Он меня видит в чине полковника впервые. С 1912 года он в 1-м Кавказском полку, в Мерве. Отличный казак, отличный у него конь, но он малограмотный, почему и не попал в учебную команду. Но как отличного казака и на отличной лошади — полк командировал его в бригадную пулеметную команду в Асхабад, где находилась эта команда при 1-м Таманском полку. Всю войну на Турецком фронте провел пулеметчиком. Видел его, как на карьере, с пулеметом системы «Максим» на вьюке, они выскочили по каменьям на возвышенность, мигом сорвали пулемет с вьючного седла и немедленно открыли огонь против турецкой пехоты. В Кавказском восстании был самым надежным пулеметчиком у брата. Нас разбили. С тех пор я его не видел. Вот почему и приятна была встреча.

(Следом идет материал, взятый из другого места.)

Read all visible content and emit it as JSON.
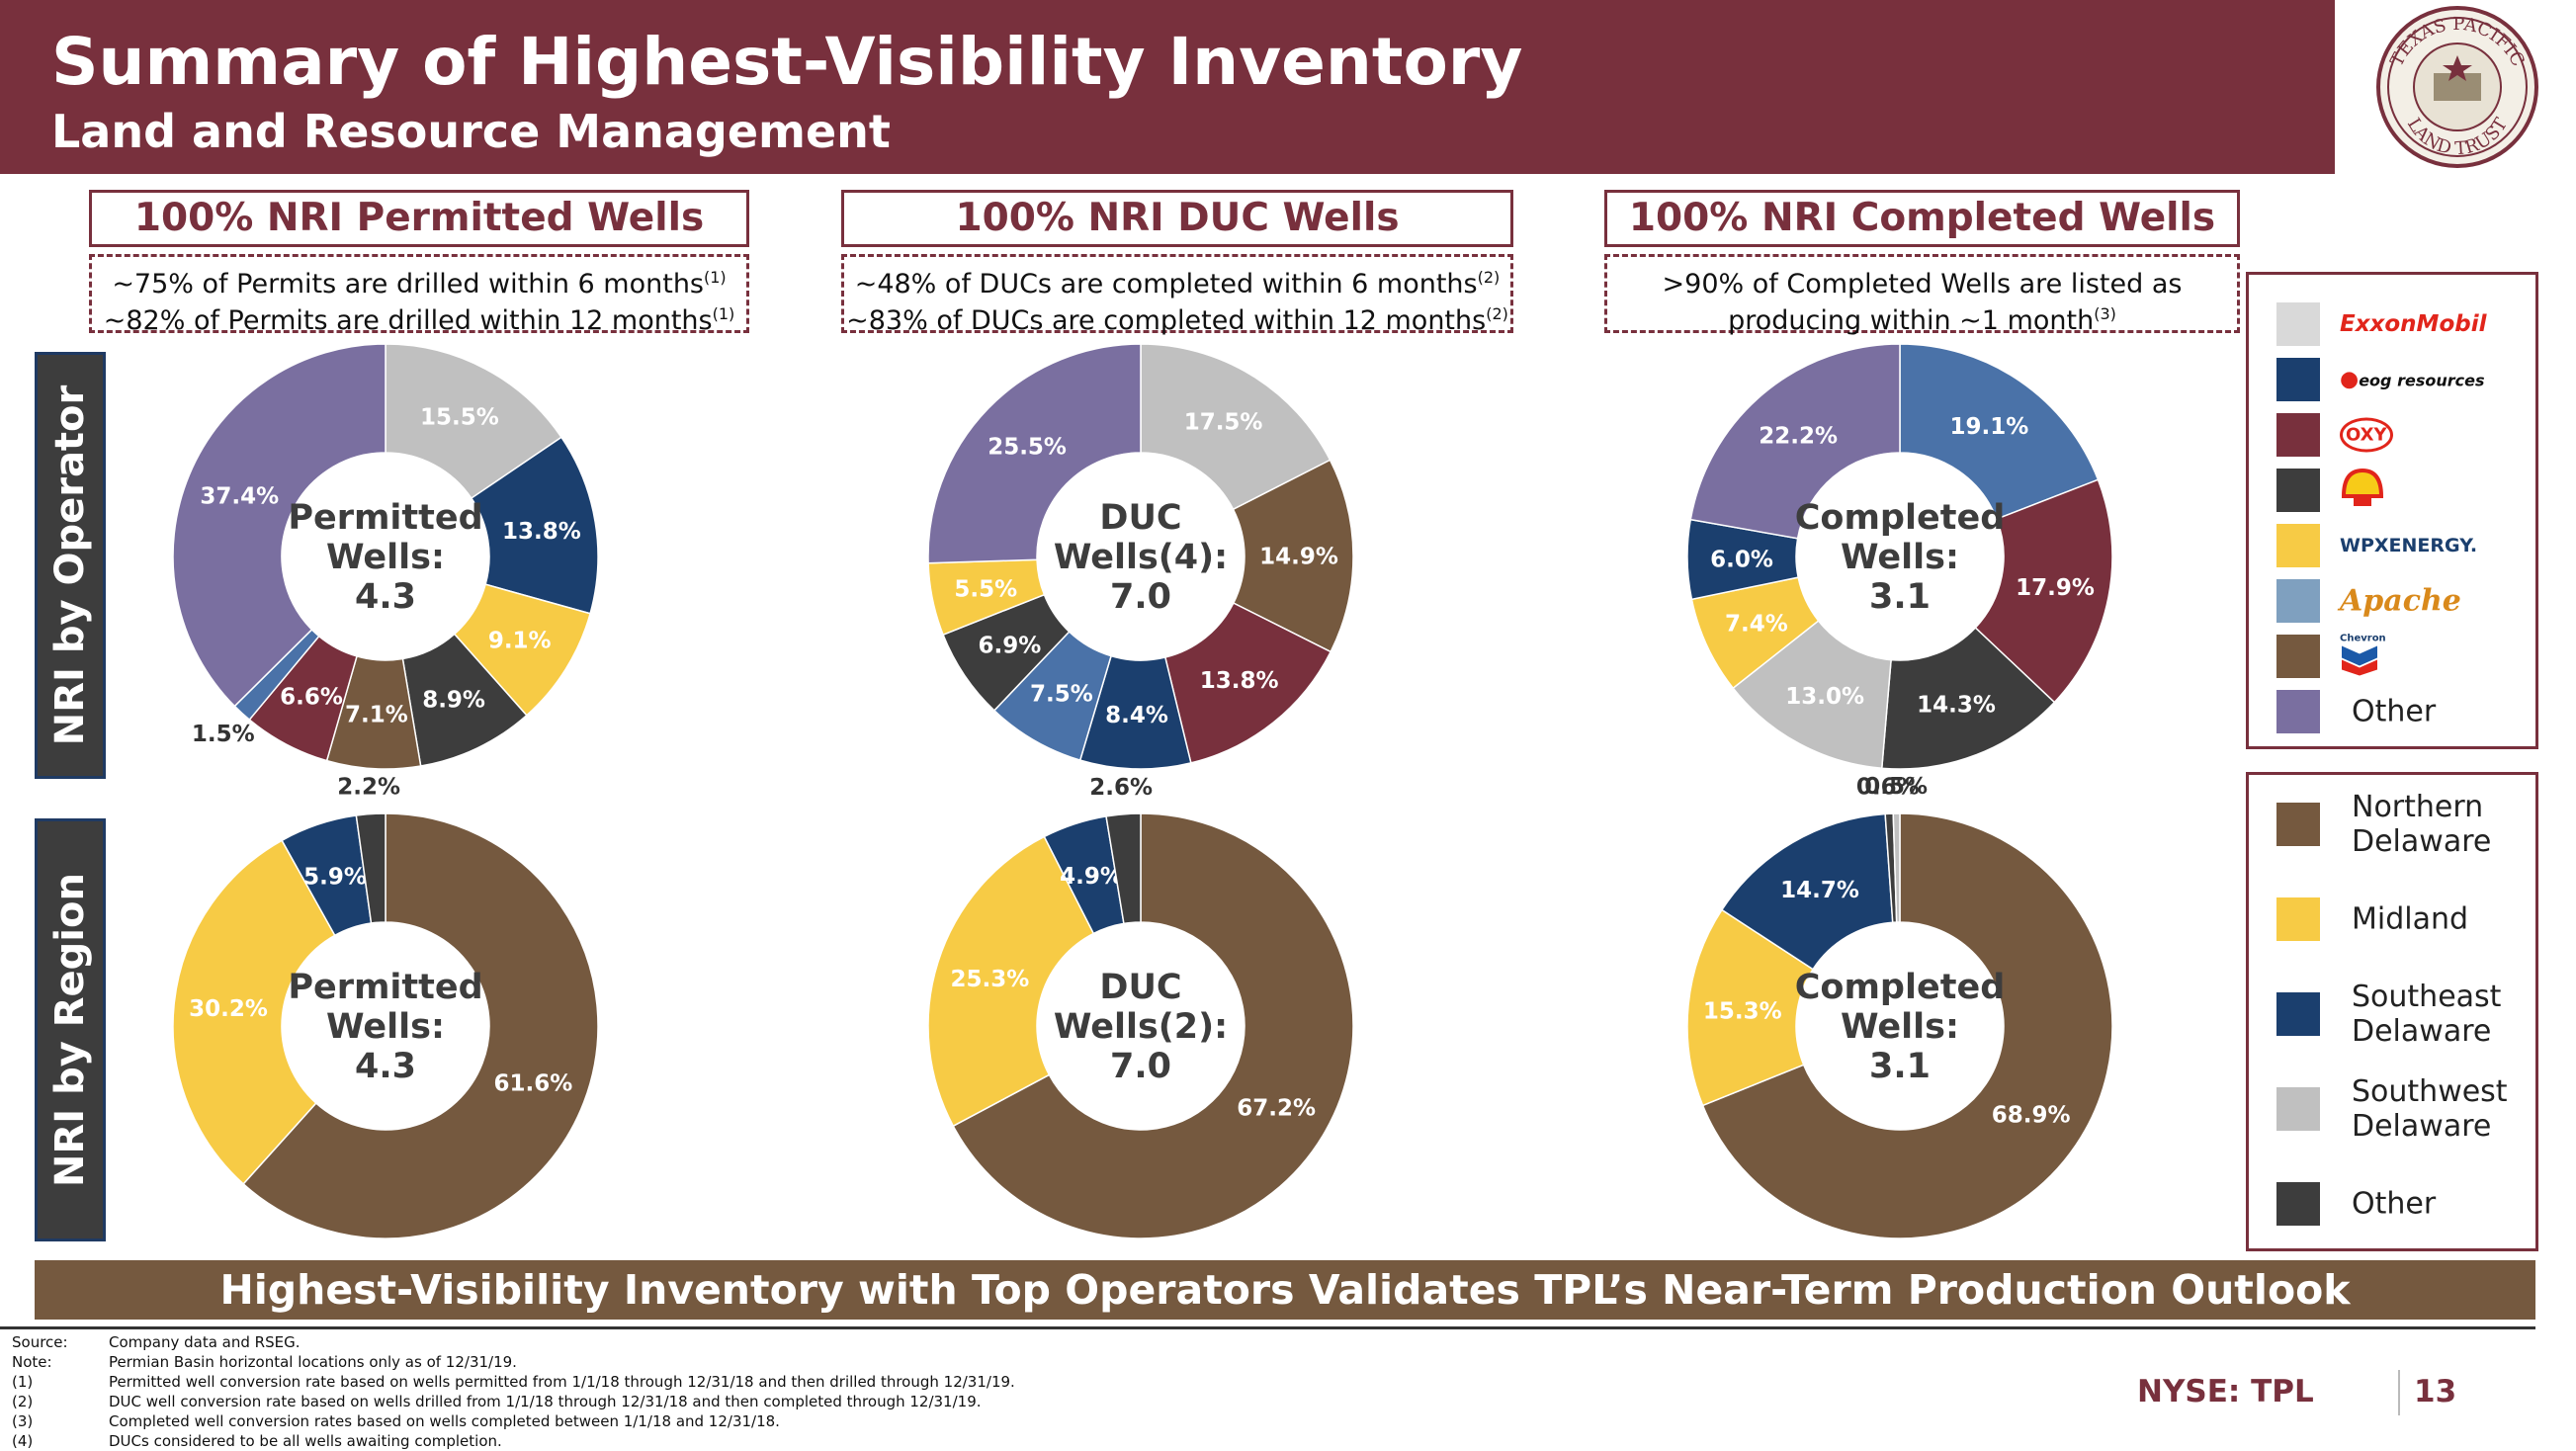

— Федор Ваныч! — обращается он ко мне уже по-станичному. — У Вас в полку много пулеметов, отбитых вчера у красных. Позвольте мне и Ивану Коробченку поступить в Ваш полк пулеметчиками. Вы же знаете, что мы старые пулеметчики еще с Турецкого фронта.

— Канешна, канешна, — отвечаю ему. — Явитесь к начальнику команды есаулу Сапунову и доложите, что я согласен.

— Да мы уже были у него. Он и сам рад, когда узнал, что мы старые пулеметчики. К тому же мы вступим на своей линейке и со своей упряжкой, только дайте нам один пулемет, — докладывает он.

Дорогое наше казачество!.. Всегда и всюду мой поклон тебе до земли за твою жертвенность.

Семья Горошко зовет меня войти в дом отведать хлеба-соли. Говорю, что это невозможно.

— Да хуть посмотреть «святой угол», Федор Ваныч, — упрашивают они.

Но я отлично знаю, что значит «посмотреть святой угол». Легко войти в дом, а там уже «замотаются» бабы-снохи у печи, побегут в погреб — и хочешь не хочешь, садись за стол, ешь, пей, и скоро уйти уже нельзя будет.

Доказал и рысью двинулся дальше вдоль улицы. А у ворот стоит наш сосед «напротив», маленький, рыженький Иван Крупа. Он окончил действительную службу также давно, когда я был мальчиком. Ему теперь свыше 40 лет. Он такой же маленький, но с рыжей небольшой бородой. Увидев меня, вышел на середину улицы, расставил руки в стороны, загородил мне дорогу и все тем же мягким голосом заговорил:

— Федор Ваныч, здравия желаю, Федор Ваныч, господин полковник! Как приятно, как радостно Вас видеть! Заезжайте, заезжайте к нам во двор, — и взял мою кобылу под уздцы, словно боясь, что я проеду дальше.

— Здравствуйте, Иван Романович, — вторю ему. — Очень приятно повидать близкого соседа, но заехать не могу, некогда.

— Ды как же эта так?.. Ну, хуть на минутку, я сейчас скажу жене, и она приготовит что-нибудь.

Отказываюсь и здесь, но спрашиваю:

— Как жена, как дочка Галина?

Оказывается, не только что их единственная дочка Галина, подросток тогда, но и все ее сверстницы — Фекла Рябченко, Апрося Горошко, Марина Епиха, Дуняшка Белич — не только что все вышли давно замуж, но уже и имеют детей. Все это было так странно знать, так как сам был еще холост, и мне думалось, что в этом холостяцком положении остановился и весь мир.

Правее меня стоит наше старое подворье, которое отец продал в 1907 году и купил новое на Красной улице. Я давно хочу посмотреть на него, и Иван Романович Крупа меня понял.